As an overall project, Steve explains that Grue emerged in response to a series of opportunities, restrictions and goals. “Arcade’s Rach Drew and I had been offered the gallery space at the Old Parcel Office Scarborough in the weeks running up to Christmas 2021,” he says.
“In the shadow of COVID-19 restrictions, we had a vast empty gallery, a short development window and limited resources. So, we created a flexible experimental project that could make the most of our available resources.”
At the same time, Grue had to answer three aspirational questions. These included whether or not cardboard could be used to transform a space that transported people away from their everyday experience, whether it could bring the community together and teach new skills, and whether it could raise waste and recycling issues.
Of course, Grue answered all of these queries well and truly to deliver an experience like no other. “Grue remains a flexible, ever-changing idea that we can mould to fill most locations with cardboard wonder,” Steve adds.
As for where all the cardboard comes from, Steve says that local businesses and individuals donate it. “For the past two years, local paper specialist G.F. Smith has donated off cuts and waste, which has given us access to some beautiful coloured cards and paper.”
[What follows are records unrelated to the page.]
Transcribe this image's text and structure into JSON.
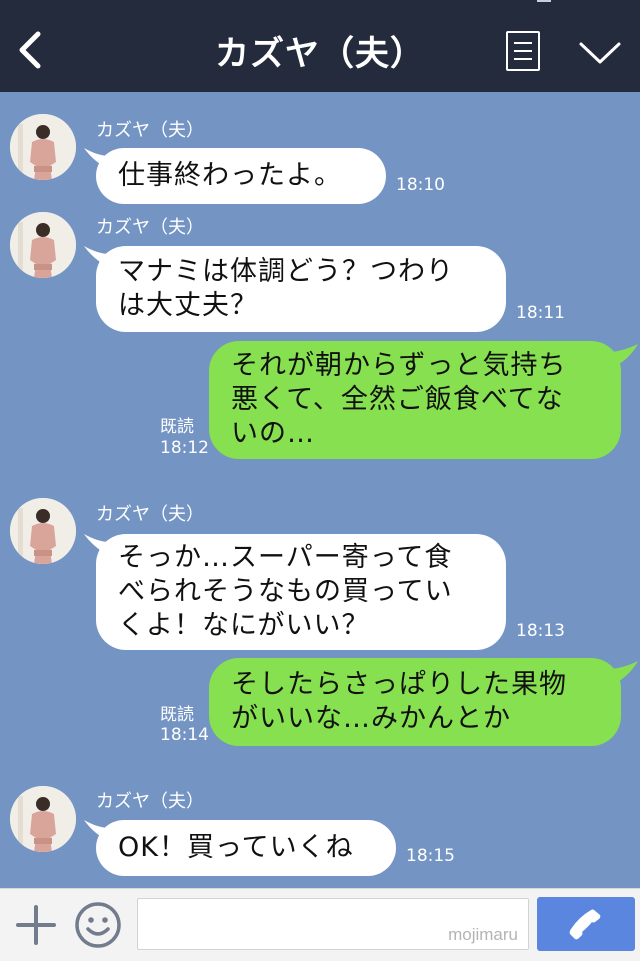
{
  "header": {
    "title": "カズヤ（夫）"
  },
  "messages": [
    {
      "sender": "カズヤ（夫）",
      "text": "仕事終わったよ。",
      "time": "18:10"
    },
    {
      "sender": "カズヤ（夫）",
      "text": "マナミは体調どう？つわり\nは大丈夫？",
      "time": "18:11"
    },
    {
      "read": "既読",
      "text": "それが朝からずっと気持ち\n悪くて、全然ご飯食べてな\nいの…",
      "time": "18:12"
    },
    {
      "sender": "カズヤ（夫）",
      "text": "そっか…スーパー寄って食\nべられそうなもの買ってい\nくよ！なにがいい？",
      "time": "18:13"
    },
    {
      "read": "既読",
      "text": "そしたらさっぱりした果物\nがいいな…みかんとか",
      "time": "18:14"
    },
    {
      "sender": "カズヤ（夫）",
      "text": "OK！買っていくね",
      "time": "18:15"
    }
  ],
  "input": {
    "watermark": "mojimaru"
  },
  "colors": {
    "background": "#7494c3",
    "header": "#242b3c",
    "incoming": "#ffffff",
    "outgoing": "#86e04f",
    "call": "#5b86e0"
  },
  "icons": [
    "back-icon",
    "menu-icon",
    "chevron-down-icon",
    "plus-icon",
    "smile-icon",
    "phone-icon"
  ]
}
When it comes to recycling and repurposing all of this cardboard, roughly 520 people cut, folded and glued Grue together in free papercraft workshops, which were run in the months leading up to the installation. “This year, we held workshops in Scarborough Library and went to schools, Guides and Grownie groups to run workshops with them,” Steve adds.
“We want anyone to be able to get involved, so the objects we build range in complexity from simple cut-out shapes to intricate sculptural pieces. Depending on their available time and experience, people can take part by making a feather or designing and building an entire cardboard office.
“Making is unique. Transforming one thing into another, imparting value into waste. Each year, we start with a pile of cardboard and an empty room; seeing the space transform feels like some form of magic. I’ve met so many amazing people through this project and am always grateful for the opportunity to sit and chat and make with them.”
There’s still just shy of two weeks to head over and visit Grue. And this year, it’s not only the location that has changed. “We’ve pushed further with the complexity of the sculptures and narrative, then added live actors to greet visitors and guide them through the experience,” Steve concludes.
“The response so far has been fantastic, and we look forward to welcoming many more explorers in the run-up to Christmas.”